The lot description may imply that there is not unanimous agreement that it is a proof. I examined it for a couple of minutes, and I think that it definitely is a proof. It is much different from a 1921-style business strike. The detail, sloping fields, surface texture and borders are those of a proof. Although naturally dirt colored, the coin has a fascinating look with startling attributes. While choice proof Peace dollars are obviously distinctive, the special characteristics of this coin pop out in slow motion.
This auction contains a sizeable and remarkable selection of territorial gold coins, including Bechtlers, Kellogs, Moffats, Wass-Molitors and Clark-Grubers. An Oregon $5 coin, NGC VF-30, is categorically rare as a type, though some high-grade pieces of the issuers just mentioned may be bring higher prices.
This auction is strong in pre-1865 half eagles. Two early overdates are noteworthy, a very rare 1796/5, NGC AU-58, and an 1802/1, PCGS MS-63. There are four 1811 half eagles to choose from, three of which grade AU-58.  
An 1844-D, graded NGC MS-63, may be in the condition census for the date. An 1851, NGC MS-65, is very likely to be in the condition census.
The Harry Bass 1852 half eagle was graded MS-64 by PCGS in 1999, and has since been graded NGC MS-65. No matter how you figure it, it is one of the top examples of this date. Also in this sale, there are 18 Charlotte Mint half eagles that have been certified by PCGS or NGC as grading AU-55 or higher.
Two proof 1881 double eagles will be offered, both designated as Ultra Cameo by NGC, the first is graded 65 and the second is graded 63. These proofs have a special draw in that this date is very rare in business strike format.

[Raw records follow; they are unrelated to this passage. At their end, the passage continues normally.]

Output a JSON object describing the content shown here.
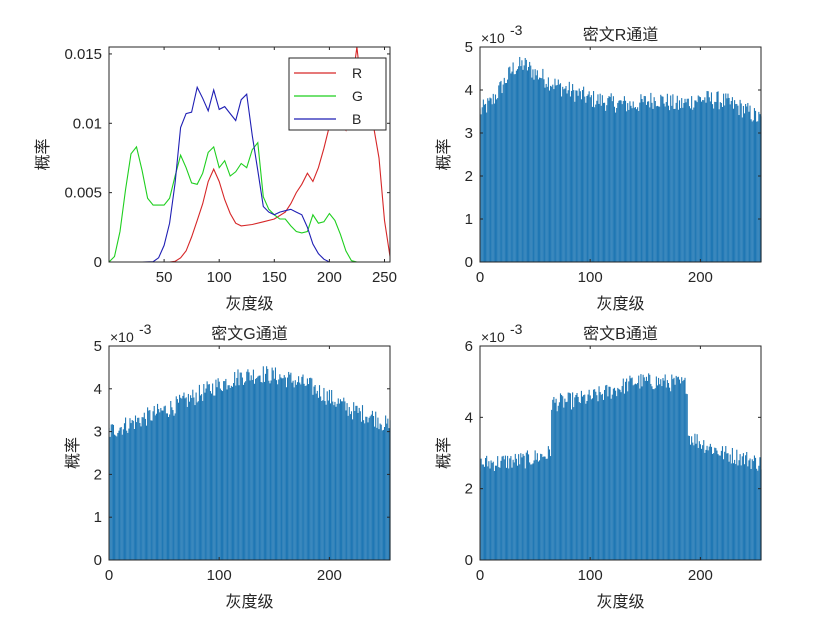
{
  "chart_data": [
    {
      "id": "hist-all",
      "type": "line",
      "title": "",
      "xlabel": "灰度级",
      "ylabel": "概率",
      "xlim": [
        0,
        255
      ],
      "ylim": [
        0,
        0.0155
      ],
      "xticks": [
        50,
        100,
        150,
        200,
        250
      ],
      "xtick_labels": [
        "50",
        "100",
        "150",
        "200",
        "250"
      ],
      "yticks": [
        0,
        0.005,
        0.01,
        0.015
      ],
      "ytick_labels": [
        "0",
        "0.005",
        "0.01",
        "0.015"
      ],
      "grid": false,
      "legend": {
        "position": "top-right",
        "entries": [
          {
            "name": "R",
            "color": "#d62728"
          },
          {
            "name": "G",
            "color": "#1fcf1f"
          },
          {
            "name": "B",
            "color": "#1f1fb4"
          }
        ]
      },
      "series": [
        {
          "name": "R",
          "color": "#d62728",
          "x": [
            0,
            10,
            20,
            30,
            40,
            50,
            55,
            60,
            65,
            70,
            75,
            80,
            85,
            90,
            95,
            100,
            105,
            110,
            115,
            120,
            130,
            140,
            150,
            160,
            165,
            170,
            175,
            180,
            185,
            190,
            195,
            200,
            205,
            210,
            215,
            220,
            225,
            230,
            235,
            240,
            245,
            250,
            255
          ],
          "y": [
            0,
            0,
            0,
            0,
            0,
            0,
            0,
            5e-05,
            0.0003,
            0.0008,
            0.0018,
            0.003,
            0.0042,
            0.0058,
            0.0067,
            0.0058,
            0.0045,
            0.0035,
            0.0028,
            0.0026,
            0.0027,
            0.0029,
            0.0031,
            0.0036,
            0.0042,
            0.005,
            0.0056,
            0.0064,
            0.0058,
            0.0068,
            0.0082,
            0.0098,
            0.0105,
            0.0101,
            0.0095,
            0.0125,
            0.0155,
            0.0118,
            0.0108,
            0.0098,
            0.0075,
            0.003,
            0.0004
          ]
        },
        {
          "name": "G",
          "color": "#1fcf1f",
          "x": [
            0,
            5,
            10,
            15,
            20,
            25,
            30,
            35,
            40,
            45,
            50,
            55,
            60,
            65,
            70,
            75,
            80,
            85,
            90,
            95,
            100,
            105,
            110,
            115,
            120,
            125,
            130,
            135,
            140,
            145,
            150,
            155,
            160,
            165,
            170,
            175,
            180,
            185,
            190,
            195,
            200,
            205,
            210,
            215,
            220,
            225,
            255
          ],
          "y": [
            0,
            0.0004,
            0.0022,
            0.0052,
            0.0078,
            0.0083,
            0.0066,
            0.0046,
            0.0041,
            0.0041,
            0.0041,
            0.0046,
            0.0062,
            0.0077,
            0.0068,
            0.0057,
            0.0056,
            0.0064,
            0.0079,
            0.0083,
            0.0068,
            0.0073,
            0.0062,
            0.0065,
            0.0071,
            0.0068,
            0.0081,
            0.0086,
            0.0047,
            0.0038,
            0.0034,
            0.0031,
            0.0031,
            0.0026,
            0.0022,
            0.0021,
            0.0022,
            0.0034,
            0.0028,
            0.0029,
            0.0035,
            0.003,
            0.002,
            0.0008,
            0.0001,
            0,
            0
          ]
        },
        {
          "name": "B",
          "color": "#1f1fb4",
          "x": [
            0,
            30,
            40,
            45,
            50,
            55,
            60,
            65,
            70,
            75,
            80,
            85,
            90,
            95,
            100,
            105,
            110,
            115,
            120,
            125,
            130,
            135,
            140,
            145,
            150,
            155,
            160,
            165,
            170,
            175,
            180,
            185,
            190,
            195,
            200,
            205,
            210,
            255
          ],
          "y": [
            0,
            0,
            2e-05,
            0.0003,
            0.0012,
            0.0028,
            0.0057,
            0.0097,
            0.0107,
            0.0108,
            0.0126,
            0.0118,
            0.0109,
            0.0124,
            0.011,
            0.0112,
            0.0107,
            0.0102,
            0.0117,
            0.0121,
            0.0091,
            0.0066,
            0.004,
            0.0036,
            0.0034,
            0.0036,
            0.0037,
            0.0038,
            0.0036,
            0.0034,
            0.0025,
            0.0013,
            0.0006,
            0.0002,
            0,
            0,
            0,
            0
          ]
        }
      ]
    },
    {
      "id": "hist-r",
      "type": "bar",
      "title": "密文R通道",
      "xlabel": "灰度级",
      "ylabel": "概率",
      "exponent_label": "×10",
      "exponent_power": "-3",
      "color": "#1f77b4",
      "xlim": [
        0,
        255
      ],
      "ylim": [
        0,
        5
      ],
      "xticks": [
        0,
        100,
        200
      ],
      "xtick_labels": [
        "0",
        "100",
        "200"
      ],
      "yticks": [
        0,
        1,
        2,
        3,
        4,
        5
      ],
      "ytick_labels": [
        "0",
        "1",
        "2",
        "3",
        "4",
        "5"
      ],
      "profile_x": [
        0,
        10,
        20,
        30,
        40,
        50,
        70,
        100,
        120,
        140,
        160,
        180,
        200,
        220,
        240,
        255
      ],
      "profile_y": [
        3.5,
        3.7,
        4.1,
        4.5,
        4.6,
        4.4,
        4.1,
        3.8,
        3.7,
        3.65,
        3.8,
        3.65,
        3.8,
        3.75,
        3.55,
        3.3
      ],
      "noise": 0.22,
      "peak": 4.92
    },
    {
      "id": "hist-g",
      "type": "bar",
      "title": "密文G通道",
      "xlabel": "灰度级",
      "ylabel": "概率",
      "exponent_label": "×10",
      "exponent_power": "-3",
      "color": "#1f77b4",
      "xlim": [
        0,
        255
      ],
      "ylim": [
        0,
        5
      ],
      "xticks": [
        0,
        100,
        200
      ],
      "xtick_labels": [
        "0",
        "100",
        "200"
      ],
      "yticks": [
        0,
        1,
        2,
        3,
        4,
        5
      ],
      "ytick_labels": [
        "0",
        "1",
        "2",
        "3",
        "4",
        "5"
      ],
      "profile_x": [
        0,
        20,
        40,
        60,
        80,
        100,
        120,
        140,
        160,
        180,
        200,
        220,
        240,
        255
      ],
      "profile_y": [
        3.0,
        3.2,
        3.4,
        3.6,
        3.85,
        4.1,
        4.3,
        4.35,
        4.25,
        4.1,
        3.8,
        3.5,
        3.35,
        3.1
      ],
      "noise": 0.22,
      "peak": 4.72
    },
    {
      "id": "hist-b",
      "type": "bar",
      "title": "密文B通道",
      "xlabel": "灰度级",
      "ylabel": "概率",
      "exponent_label": "×10",
      "exponent_power": "-3",
      "color": "#1f77b4",
      "xlim": [
        0,
        255
      ],
      "ylim": [
        0,
        6
      ],
      "xticks": [
        0,
        100,
        200
      ],
      "xtick_labels": [
        "0",
        "100",
        "200"
      ],
      "yticks": [
        0,
        2,
        4,
        6
      ],
      "ytick_labels": [
        "0",
        "2",
        "4",
        "6"
      ],
      "profile_x": [
        0,
        20,
        40,
        60,
        64,
        65,
        80,
        100,
        120,
        140,
        160,
        180,
        188,
        189,
        200,
        220,
        240,
        255
      ],
      "profile_y": [
        2.7,
        2.75,
        2.8,
        2.95,
        3.0,
        4.4,
        4.45,
        4.55,
        4.75,
        5.0,
        5.0,
        4.95,
        4.9,
        3.5,
        3.3,
        3.0,
        2.85,
        2.7
      ],
      "noise": 0.25,
      "peak": 5.3
    }
  ]
}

The last lot in the sale is one of the most valuable coins in all of numismatics. It was the first coin ever to sell at auction for more than $1 million, when Jay Parrino bought it in 1996 for $1.485 million at the second of three Eliasberg sales. Since 1996, many coins have sold for more than $1 million, and a few have been auctioned for more than $2 million.
It has been more than five years since a 1913 Liberty Head nickel has been sold at auction. This Eliasberg piece, PCGS graded Proof-66, is the finest of the five struck. Only three, including this one, are privately owned. It is thus much rarer than an 1804 dollar.